Saturday, April 23, 2011

Easter, the Goddess


Eastre or Ostara was an Anglo Saxon or Germanic goddess of the rising sun. She was only mentioned once by any writer and he was the Venerable Bede in De Temporum Ratione. Since the Bede does not have a sense of humor and he hates heretics and heathens, if he mentioned her worship, then she had to have been real.
She gave her name to Easter in the countries where the Germanic languages rule, otherwise people followed the Biblical word for it, 'pascha'. Easter is Pacques in French.
Grimm stated that she seemed to have a male counterpart in the Norse Eddas, Austri, but that Easter was not his feast. They seemed to have lost the goddess, if they ever worshipped her at all. Hence the Norse call Easter 'Paskir'.
The name comes from the direction of the rising sun, Ost. Bonfires were lit at Easter. As when the sun rises on Easter Sunday morning, he gives three joyful leaps. Me, too. Water drawn on the Easter morning is holy and healing. It would be nice to know more about this goddess but the Medieval Christians thought these matters were not worth preserving. Pity really, I would like to know how the egg and the bunny fit in.

(image from Wikicommons)

10 comments:

anachronist said...

Egg was a very ancient symbol of renewed and never-ending life. Eggs, like rabbits and hares, are also fertility symbols . Since birds lay eggs and rabbits and hares give birth to large litters in the early spring, these became symbols of the rising fertility of the earth at the Vernal Equinox.

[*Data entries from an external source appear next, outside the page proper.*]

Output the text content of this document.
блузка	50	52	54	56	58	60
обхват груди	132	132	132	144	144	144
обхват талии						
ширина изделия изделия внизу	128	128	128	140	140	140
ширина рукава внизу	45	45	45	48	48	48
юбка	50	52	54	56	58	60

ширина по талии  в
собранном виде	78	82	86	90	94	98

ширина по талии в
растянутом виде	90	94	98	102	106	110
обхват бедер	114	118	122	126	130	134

Rabbits and hares are both prolific breeders. The females can conceive a second litter of offspring while still pregnant with the first, hence the sayings, "to breed like bunnies" or "multiply like rabbits".

Tracy said...

There's an interesting depiction of Eostre/Ostara in American Gods by Neil Gaiman. I can't imagine a male fertility god.

Happy Easter!

anachronist said...

I can't imagine a male fertility god.

What about Priapus?

In Greek mythology, Priapos later latinized as Priapus, was a minor rustic fertility god, protector of livestock, fruit plants, gardens and male genitalia. Priapus was best noted for his large, permanent erection, which gave rise to the medical term priapism.

The Red Witch said...

I think the various corn gods were fertility gods too requiring human sacrifice.
Some scholars were trying to connect the rabbits to the goddess as maybe the creatures that drew her carriage. Goddess have been known to use unusual animals for that.
American Gods sounds interesting. I like the idea that the old gods are like the fairies. They need people to believe in them to live. I do believe in Odin, I do, I do. :-)
I also like a holiday that involves bonfires and chocolate.

Tracy said...

I've certainly heard of Priapus, anachronist!
It's just that most fertility gods do tend to be goddesses.

But does Odin believe in you?American Gods is an interesting book, Red Witch - very black humour, and extremely gross in places.

The Red Witch said...

@But does Odin believe in you?

It's like a line from a movie. :-) (Legion)
Yes, Odin believes in me.

Kristin said...

As for the bunny, Ostre/Ostara's patron animal was a rabbit. Legend has it that she came upon a bird who couldn't fly because its wings were frozen by snow. Out of guilt because she had been late that year (or because she'd taken him as a lover), she turned him into a rabbit. She gave him the ability to lay eggs once a year. One day she got mad at him and flung him up into heaven to be the constellation Lepus (The Hare), which is near Orion. Eventually she changed her mind and allowed him to return to earth once a year to give away his eggs to children who celebrated her festival.

There's also the March Hare symbolism.

anachronist said...

That's mad. I like mad!

Kristin said...

@That's mad. I like mad!

Me, too. It reminds me of Luna. I wonder if making her patronus a rabbit was deliberate?

The Red Witch said...

Maybe Luna's patronus was picked for the March Hare.